For about an hour, I heard anti-Kashmiri Muslim rhetoric. I heard the crowd give thunderous applause while Agnihotri called Muslims ”barbarians”. Agnihotri’s hate speech did not stop there. He deliberately overlooked the systematic issues in Kashmir. He blamed the poverty rate in Kashmir on Muslims. This is a right-wing talking point. The Hindu newspaper showed in an article in September that Kashmir’s poverty rate is far lower than most states in India. (Jammu & Kashmir’s Human Development Index is also higher than Gujarat — Editor).
He also insinuated that all Muslims are “Jihadis”. He insinuated that ethnic cleansing of Muslims of Kashmir was the only way to return Kashmir back to normalcy. The diversity that has been a hallmark for Jammu and Kashmir seemed to be an afterthought for him. The crowd cheered on his hate speech while my friend and I were forced to put on poker faces. After the speech, Vivek opened the floor for questions from the younger audience.
Since there were very few young adults, my hand was raised in a sea of older gentlemen glaring at me. I thanked him for visiting New Jersey and asked two questions: What do you plan on doing with the Muslim population in Kashmir and what does the UN plebiscite calling for Kashmiri self-determination mean to you? Both of my questions were dismissed with no real answer. The crowd heckled me as I stated my questions while Agnihorti claimed that the Kashmiri land is not for the Muslims that live there then described the UN resolution that called for a referendum to the dispute as “wrong”.

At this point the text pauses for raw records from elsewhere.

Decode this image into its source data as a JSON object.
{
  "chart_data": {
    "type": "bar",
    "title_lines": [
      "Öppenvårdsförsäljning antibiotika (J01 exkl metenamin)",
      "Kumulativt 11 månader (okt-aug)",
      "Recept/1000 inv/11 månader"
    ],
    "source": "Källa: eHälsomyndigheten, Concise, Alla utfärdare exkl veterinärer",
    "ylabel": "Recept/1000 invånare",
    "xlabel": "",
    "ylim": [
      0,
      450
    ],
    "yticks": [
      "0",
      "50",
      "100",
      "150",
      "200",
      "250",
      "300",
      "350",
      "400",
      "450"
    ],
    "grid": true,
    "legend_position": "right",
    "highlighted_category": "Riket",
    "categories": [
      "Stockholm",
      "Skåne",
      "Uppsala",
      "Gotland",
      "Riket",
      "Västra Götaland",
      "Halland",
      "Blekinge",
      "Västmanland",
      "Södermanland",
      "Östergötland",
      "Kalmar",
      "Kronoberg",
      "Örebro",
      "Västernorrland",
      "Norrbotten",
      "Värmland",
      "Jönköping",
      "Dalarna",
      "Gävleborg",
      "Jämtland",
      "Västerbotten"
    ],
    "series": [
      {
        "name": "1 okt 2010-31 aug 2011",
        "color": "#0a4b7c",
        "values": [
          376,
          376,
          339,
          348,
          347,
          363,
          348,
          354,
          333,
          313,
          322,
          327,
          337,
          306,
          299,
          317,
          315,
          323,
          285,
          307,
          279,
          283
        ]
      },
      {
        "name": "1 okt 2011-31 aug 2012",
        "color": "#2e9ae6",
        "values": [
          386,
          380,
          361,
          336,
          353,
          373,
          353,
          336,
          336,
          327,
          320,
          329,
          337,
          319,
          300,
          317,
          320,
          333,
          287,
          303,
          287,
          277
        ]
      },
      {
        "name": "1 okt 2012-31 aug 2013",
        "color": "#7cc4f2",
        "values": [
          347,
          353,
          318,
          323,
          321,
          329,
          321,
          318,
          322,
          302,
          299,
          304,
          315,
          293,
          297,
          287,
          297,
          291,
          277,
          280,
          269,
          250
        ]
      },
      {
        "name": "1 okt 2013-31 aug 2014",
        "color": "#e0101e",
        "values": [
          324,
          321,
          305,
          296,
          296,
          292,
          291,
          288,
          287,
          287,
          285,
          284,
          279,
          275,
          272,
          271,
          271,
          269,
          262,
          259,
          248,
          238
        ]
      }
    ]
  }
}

This is when the tide changed. He called me to the front and asked me where I was from. I softly responded by saying I am from Kashmir. He asked where was Kashmir located. I softly responded by saying Kashmir is in Kashmir. The crowd was infuriated and Vivek was caught off guard. The strong Kashmiri identity rhetoric was puzzling for him and his crowd. Their reaction was daunting. One of the leaders of the event went towards my friend to ask him to stop recording. Naturally, he pushed back. She grabbed his phone and stopped the recording. We were separated by the crowd. I kept my calm, telling myself this is a temple. I was mobbed.
On my way out I was cursed in what seemed to be a million languages. I was being escorted by the event organizers but a good fraction of the crowd stood up to meet me as I was heading towards the exit. Hands were put on me. It was a struggle to keep moving forward with all the bodies in front of me. I was greeted with curses in Hindi, Gujarati, and English. I kept hearing words that claimed how I should be thanking the Indian army for some reason. I even was punched in the back of the head on my way out. I turned around to ask who hit me, but no one stepped up. There were so many men in front of me, the punch could have come from any one of them. I was steadily pushed out the hall.
My last statement to the crowd: “I have been hit, mobbed, and cursed on my way out. Not once did I curse back in your temple. Free my people.”